老若男女誰もが楽しめる、全方位型SF作品(仮)
異世界からの侵略者である近界民(ネイバー)と、それと戦う若者たちのSF物語……というのが端的な物語の説明になるのだが、本作の最大の魅力は「ジャンルが定義できないこと」にあると思う。
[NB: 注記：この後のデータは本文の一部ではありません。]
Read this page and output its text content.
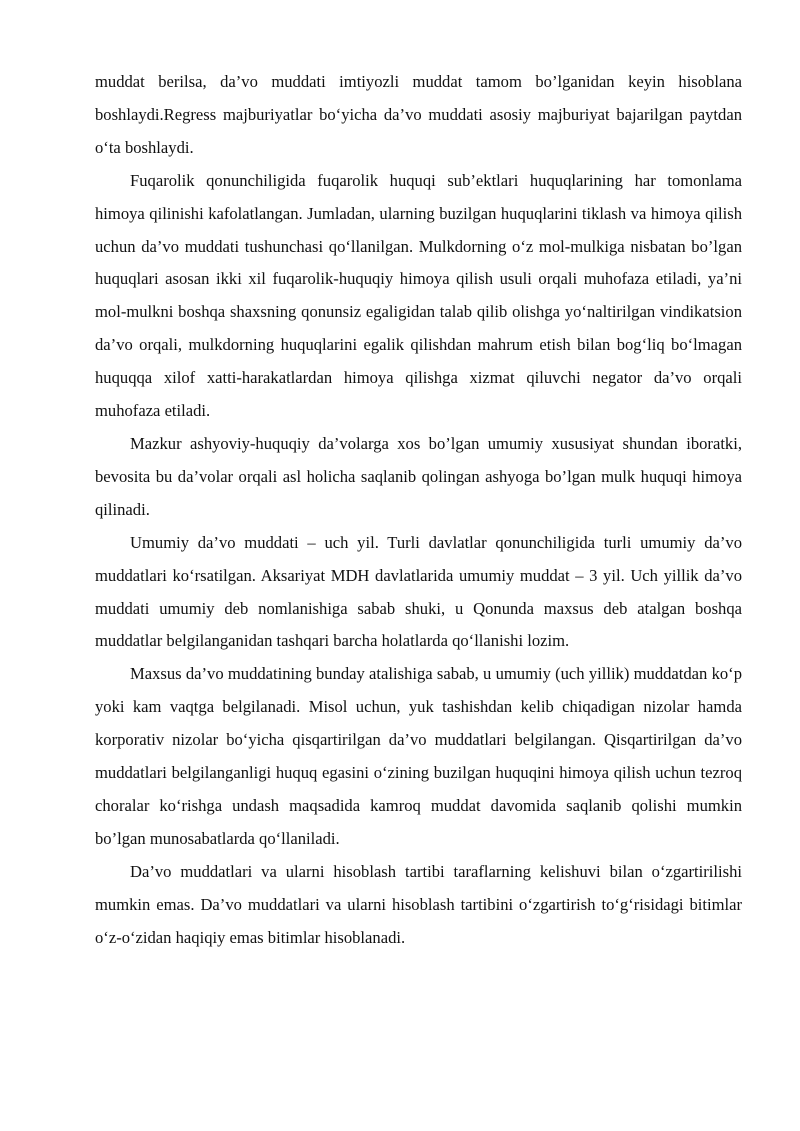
muddat berilsa, da’vo muddati imtiyozli muddat tamom bo’lganidan keyin hisoblana boshlaydi.Regress majburiyatlar bo‘yicha da’vo muddati asosiy majburiyat bajarilgan paytdan o‘ta boshlaydi.

Fuqarolik qonunchiligida fuqarolik huquqi sub’ektlari huquqlarining har tomonlama himoya qilinishi kafolatlangan. Jumladan, ularning buzilgan huquqlarini tiklash va himoya qilish uchun da’vo muddati tushunchasi qo‘llanilgan. Mulkdorning o‘z mol-mulkiga nisbatan bo’lgan huquqlari asosan ikki xil fuqarolik-huquqiy himoya qilish usuli orqali muhofaza etiladi, ya’ni mol-mulkni boshqa shaxsning qonunsiz egaligidan talab qilib olishga yo‘naltirilgan vindikatsion da’vo orqali, mulkdorning huquqlarini egalik qilishdan mahrum etish bilan bog‘liq bo‘lmagan huquqqa xilof xatti-harakatlardan himoya qilishga xizmat qiluvchi negator da’vo orqali muhofaza etiladi.

Mazkur ashyoviy-huquqiy da’volarga xos bo’lgan umumiy xususiyat shundan iboratki, bevosita bu da’volar orqali asl holicha saqlanib qolingan ashyoga bo’lgan mulk huquqi himoya qilinadi.

Umumiy da’vo muddati – uch yil. Turli davlatlar qonunchiligida turli umumiy da’vo muddatlari ko‘rsatilgan. Aksariyat MDH davlatlarida umumiy muddat – 3 yil. Uch yillik da’vo muddati umumiy deb nomlanishiga sabab shuki, u Qonunda maxsus deb atalgan boshqa muddatlar belgilanganidan tashqari barcha holatlarda qo‘llanishi lozim.

Maxsus da’vo muddatining bunday atalishiga sabab, u umumiy (uch yillik) muddatdan ko‘p yoki kam vaqtga belgilanadi. Misol uchun, yuk tashishdan kelib chiqadigan nizolar hamda korporativ nizolar bo‘yicha qisqartirilgan da’vo muddatlari belgilangan. Qisqartirilgan da’vo muddatlari belgilanganligi huquq egasini o‘zining buzilgan huquqini himoya qilish uchun tezroq choralar ko‘rishga undash maqsadida kamroq muddat davomida saqlanib qolishi mumkin bo’lgan munosabatlarda qo‘llaniladi.

Da’vo muddatlari va ularni hisoblash tartibi taraflarning kelishuvi bilan o‘zgartirilishi mumkin emas. Da’vo muddatlari va ularni hisoblash tartibini o‘zgartirish to‘g‘risidagi bitimlar o‘z-o‘zidan haqiqiy emas bitimlar hisoblanadi.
というのも、確かに大まかなジャンルで言えばSF作品ではあるのだが、その中にさらにバトルアクションがあり、時に苦悩を伴う人間ドラマがあり、かと思えば会議室で謀略知略が繰り広げられ、戦闘ひとつとってもフィジカルで戦うだけでなく武器や道具に工夫を凝らしカスタマイズを重ね…などなど、語りつくせないほど細分化された「魅力となり得る要素」がそこかしこに詰まっており、それらひとつを取り上げてみてもそれぞれに背景と世界観ががっちりと組まれ、ボリュームが尽きないのが特徴だからだ。
それゆえに、読者や視聴者はSFとして本作を楽しむことも、人間の成長物語として本作を楽しむこともでき、楽しみ方はまさに無限大の可能性がある。これはもう、老若男女、全方位のファンを魅了する作品として確立された作品であるとも言えるだろう。
また、敵味方含め、多数のキャラクターが目まぐるしく登場するのも本作の特徴のひとつだが、それぞれのキャラに個性や意志、キャラクターごとの信念や思考がしっかりと描かれており、いわゆる「捨てキャラ」がいないのも大きな魅力のひとつとなっている。主人公の遊真や修を始め、彼らを取り巻く同年代のライバルや仲間たちに、それを見守ったり時には障壁になったりする大人たち(この大人たちがまたなんとも憎めなくて良いのだ)、果てには敵陣営の一人をとっても誰もキャラ被りをしていないどころか、それぞれが「この世界に感情を持って生きている」感をありありと感じられるため、作品を読み進めながら自分にぴったりの「推し」を見つけるのもお楽しみ要素であると言えよう。